In his annual report to the General Assembly, released in early September, the secretary-general said that an “almost universal sense of apprehension” about the course of world events now combines with feelings of “helplessness and fatalism which I find deeply disturbing.” He spoke of threatening circumstances that “could create almost unimaginable dangers for the survival of our civilization and the human race.” In concluding, he warned:
“Many great civilizations in history have collapsed at the very height of their achievement because they were unable to analyze their basic problems, to change direction and to adjust to the new situations which faced them . . . Today the civilization which is facing such a challenge is not just one small part of mankind—it is mankind as a whole.
Without doubt, these conditions correspond with the Bible’s forecast of conditions due to prevail at the conclusion of an unrighteous system of things and preceding the entrance of a righteous new order of God’s making, namely: “On the earth anguish of nations, not knowing the way out . . . while men become faint out of fear and expectation of the things coming upon the inhabited earth.” “In the last days critical times hard to deal with will be here.”—Luke 21:25, 26; 2 Tim. 3:1.
Who Bears the Real Blame?
● Nearly two out of every three persons on earth today lives in a nonchristian land. Why do “Christian” religions often have little appeal in these areas? Two items appearing in the September 16 issue of the New York “Times” shed light on this.
One involves mainland China, which, with its 800 million inhabitants, holds almost one fifth of the earth’s population. Recently an international theological conference was held in Belgium to discuss the inability of Christendom’s religions to send missionaries into China. According to the “Times” report, the view that early missionaries in China had been “too closely identified with Western imperialist interests” was stressed. One conference statement said:
“It is unfortunate that Christianity being the official religion of the West was made to justify in various ways imperialism, feudalism, colonialism and bourgeois capitalism.”
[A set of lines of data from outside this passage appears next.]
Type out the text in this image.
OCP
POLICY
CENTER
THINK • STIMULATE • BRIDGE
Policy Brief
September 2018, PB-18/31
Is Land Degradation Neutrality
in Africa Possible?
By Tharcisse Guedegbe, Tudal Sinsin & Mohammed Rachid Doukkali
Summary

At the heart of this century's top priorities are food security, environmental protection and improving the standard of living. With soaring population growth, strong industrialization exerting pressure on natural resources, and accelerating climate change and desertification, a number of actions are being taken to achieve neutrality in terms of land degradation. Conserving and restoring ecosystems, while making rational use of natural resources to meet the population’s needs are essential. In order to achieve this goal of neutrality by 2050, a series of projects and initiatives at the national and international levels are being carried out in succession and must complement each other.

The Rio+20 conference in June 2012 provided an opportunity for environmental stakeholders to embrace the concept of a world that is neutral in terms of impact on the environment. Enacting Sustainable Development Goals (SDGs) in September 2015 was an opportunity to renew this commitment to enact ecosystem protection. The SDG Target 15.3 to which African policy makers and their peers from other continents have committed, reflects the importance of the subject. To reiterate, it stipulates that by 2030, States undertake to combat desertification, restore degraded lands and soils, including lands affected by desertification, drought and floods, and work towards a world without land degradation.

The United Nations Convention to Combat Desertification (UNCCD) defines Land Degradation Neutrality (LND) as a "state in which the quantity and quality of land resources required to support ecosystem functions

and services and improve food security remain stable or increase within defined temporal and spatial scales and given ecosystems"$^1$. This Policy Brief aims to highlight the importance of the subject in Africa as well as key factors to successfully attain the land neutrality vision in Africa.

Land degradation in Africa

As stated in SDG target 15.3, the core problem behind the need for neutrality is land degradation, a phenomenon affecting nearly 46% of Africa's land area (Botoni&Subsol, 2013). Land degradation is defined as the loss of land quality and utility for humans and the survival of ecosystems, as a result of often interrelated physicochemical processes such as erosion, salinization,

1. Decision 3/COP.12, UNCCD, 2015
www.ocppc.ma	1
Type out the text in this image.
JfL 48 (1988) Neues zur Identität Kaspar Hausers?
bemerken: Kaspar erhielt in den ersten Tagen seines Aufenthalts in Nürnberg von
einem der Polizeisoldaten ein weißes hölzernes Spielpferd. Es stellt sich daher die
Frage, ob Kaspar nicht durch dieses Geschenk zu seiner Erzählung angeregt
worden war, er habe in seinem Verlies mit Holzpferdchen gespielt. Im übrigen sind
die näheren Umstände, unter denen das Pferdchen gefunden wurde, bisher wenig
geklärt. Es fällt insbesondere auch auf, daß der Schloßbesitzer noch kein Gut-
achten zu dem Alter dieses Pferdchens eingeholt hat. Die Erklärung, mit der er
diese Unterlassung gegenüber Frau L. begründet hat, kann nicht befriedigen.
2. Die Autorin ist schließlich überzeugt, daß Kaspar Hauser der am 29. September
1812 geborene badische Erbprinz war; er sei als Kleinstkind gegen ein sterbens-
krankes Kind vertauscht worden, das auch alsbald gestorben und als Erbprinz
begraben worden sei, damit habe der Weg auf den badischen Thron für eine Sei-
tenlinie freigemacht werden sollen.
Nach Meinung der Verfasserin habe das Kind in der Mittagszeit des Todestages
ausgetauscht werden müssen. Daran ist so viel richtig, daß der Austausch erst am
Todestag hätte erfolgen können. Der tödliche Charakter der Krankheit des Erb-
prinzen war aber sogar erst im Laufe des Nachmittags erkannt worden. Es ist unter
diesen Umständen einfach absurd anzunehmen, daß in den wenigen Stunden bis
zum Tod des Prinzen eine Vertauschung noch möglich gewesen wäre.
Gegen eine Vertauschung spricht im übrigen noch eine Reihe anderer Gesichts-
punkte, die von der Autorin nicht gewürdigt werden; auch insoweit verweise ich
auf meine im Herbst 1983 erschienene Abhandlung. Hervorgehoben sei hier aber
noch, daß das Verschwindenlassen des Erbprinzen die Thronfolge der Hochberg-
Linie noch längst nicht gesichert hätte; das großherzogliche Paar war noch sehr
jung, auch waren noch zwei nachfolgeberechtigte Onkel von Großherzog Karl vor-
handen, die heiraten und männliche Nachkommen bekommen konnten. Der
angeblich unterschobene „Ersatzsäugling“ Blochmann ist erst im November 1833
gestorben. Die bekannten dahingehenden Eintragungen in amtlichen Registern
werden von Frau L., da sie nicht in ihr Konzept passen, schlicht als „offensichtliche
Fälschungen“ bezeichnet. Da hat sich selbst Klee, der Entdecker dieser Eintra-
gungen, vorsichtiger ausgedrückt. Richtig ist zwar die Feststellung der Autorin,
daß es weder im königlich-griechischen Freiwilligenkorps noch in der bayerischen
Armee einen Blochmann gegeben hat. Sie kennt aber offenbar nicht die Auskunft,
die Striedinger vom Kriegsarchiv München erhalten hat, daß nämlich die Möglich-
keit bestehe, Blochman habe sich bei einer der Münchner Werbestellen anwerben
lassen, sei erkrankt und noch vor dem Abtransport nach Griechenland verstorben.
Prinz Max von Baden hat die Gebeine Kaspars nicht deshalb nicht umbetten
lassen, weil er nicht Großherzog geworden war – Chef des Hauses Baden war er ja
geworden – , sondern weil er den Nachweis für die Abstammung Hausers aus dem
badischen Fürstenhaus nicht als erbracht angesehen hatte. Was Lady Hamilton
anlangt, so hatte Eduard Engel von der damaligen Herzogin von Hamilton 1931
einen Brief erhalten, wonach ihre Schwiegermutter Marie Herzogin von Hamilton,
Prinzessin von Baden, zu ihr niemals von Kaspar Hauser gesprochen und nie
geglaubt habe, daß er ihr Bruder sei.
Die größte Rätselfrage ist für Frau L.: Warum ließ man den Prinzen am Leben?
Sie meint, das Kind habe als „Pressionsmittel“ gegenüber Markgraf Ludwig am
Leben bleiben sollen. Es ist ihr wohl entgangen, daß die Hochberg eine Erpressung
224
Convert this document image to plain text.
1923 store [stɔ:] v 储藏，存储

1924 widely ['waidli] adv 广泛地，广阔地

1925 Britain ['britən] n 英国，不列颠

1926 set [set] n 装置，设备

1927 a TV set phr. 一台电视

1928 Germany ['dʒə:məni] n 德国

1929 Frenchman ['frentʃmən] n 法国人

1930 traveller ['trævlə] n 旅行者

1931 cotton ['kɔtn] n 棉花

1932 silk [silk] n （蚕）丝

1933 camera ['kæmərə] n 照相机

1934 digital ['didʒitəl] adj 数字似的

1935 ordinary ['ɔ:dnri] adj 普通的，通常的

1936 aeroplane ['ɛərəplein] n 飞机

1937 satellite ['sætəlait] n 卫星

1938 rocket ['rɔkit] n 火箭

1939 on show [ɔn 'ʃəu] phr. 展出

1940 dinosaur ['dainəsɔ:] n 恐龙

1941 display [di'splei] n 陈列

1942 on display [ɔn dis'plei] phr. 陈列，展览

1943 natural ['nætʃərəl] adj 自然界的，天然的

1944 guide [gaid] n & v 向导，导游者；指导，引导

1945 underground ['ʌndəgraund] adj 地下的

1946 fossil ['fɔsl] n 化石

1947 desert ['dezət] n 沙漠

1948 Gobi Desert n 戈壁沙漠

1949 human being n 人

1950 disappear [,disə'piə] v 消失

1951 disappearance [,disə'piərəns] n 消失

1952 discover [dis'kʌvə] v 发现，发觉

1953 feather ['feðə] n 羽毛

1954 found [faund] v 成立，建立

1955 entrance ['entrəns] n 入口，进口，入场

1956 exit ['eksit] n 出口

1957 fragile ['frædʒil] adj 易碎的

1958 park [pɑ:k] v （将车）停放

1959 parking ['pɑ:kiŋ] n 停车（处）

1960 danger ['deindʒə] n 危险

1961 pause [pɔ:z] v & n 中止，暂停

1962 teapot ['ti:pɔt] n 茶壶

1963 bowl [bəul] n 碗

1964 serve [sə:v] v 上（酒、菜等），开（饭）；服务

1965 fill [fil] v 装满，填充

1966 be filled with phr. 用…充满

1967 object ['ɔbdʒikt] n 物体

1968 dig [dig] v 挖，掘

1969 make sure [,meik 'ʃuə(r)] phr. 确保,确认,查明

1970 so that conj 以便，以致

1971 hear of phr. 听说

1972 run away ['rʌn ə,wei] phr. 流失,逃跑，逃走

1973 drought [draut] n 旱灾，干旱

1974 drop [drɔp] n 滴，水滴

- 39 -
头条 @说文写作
The other item comes from Saudi Arabia, religious center for 530 million Moslems. Mohammed Salahuddin, editor of the newspaper “Al Medina,” in commenting on the growing modernization of wealthy Arab lands, said:
“We know what Western society is like, and we are frightened. We see the breakdown of the family and the widespread sexual immorality, and we know that this is no way to live.”
In his day, the apostle Paul said of hypocritical persons claiming to serve God: “For ‘the name of God is being blasphemed on account of you people among the nations.’” (Rom. 2:24) Similarly in modern times, Christendom’s religions have proved hypocritical, abandoning genuine Bible principles in exchange for political gain, condoning sexual immorality, and so they have hindered rather than helped people in nonchristian lands as regards appreciating the Bible’s true message.
Mormons and Racism
● The first Mormon temple east of the Rocky Mountains was recently completed on the outskirts of Washington, D.C., which has a predominantly black population. So, at a news conference, Mormon president Spencer W. Kimball was questioned on the Mormon practice of excluding blacks from full and equal privileges in their religion. The seventy-nine-year-old leader passed the question on to the Church’s chief public relations adviser for reply. His reply? “We have met here at this sacred place primarily to discuss the temple.” Thus the question of racial discrimination was evaded. In refreshing contrast, the Bible plainly says that “God is not partial” and ‘makes no distinction at all’ among those sincerely seeking him.—Acts 10:34, 35; 15:7-9.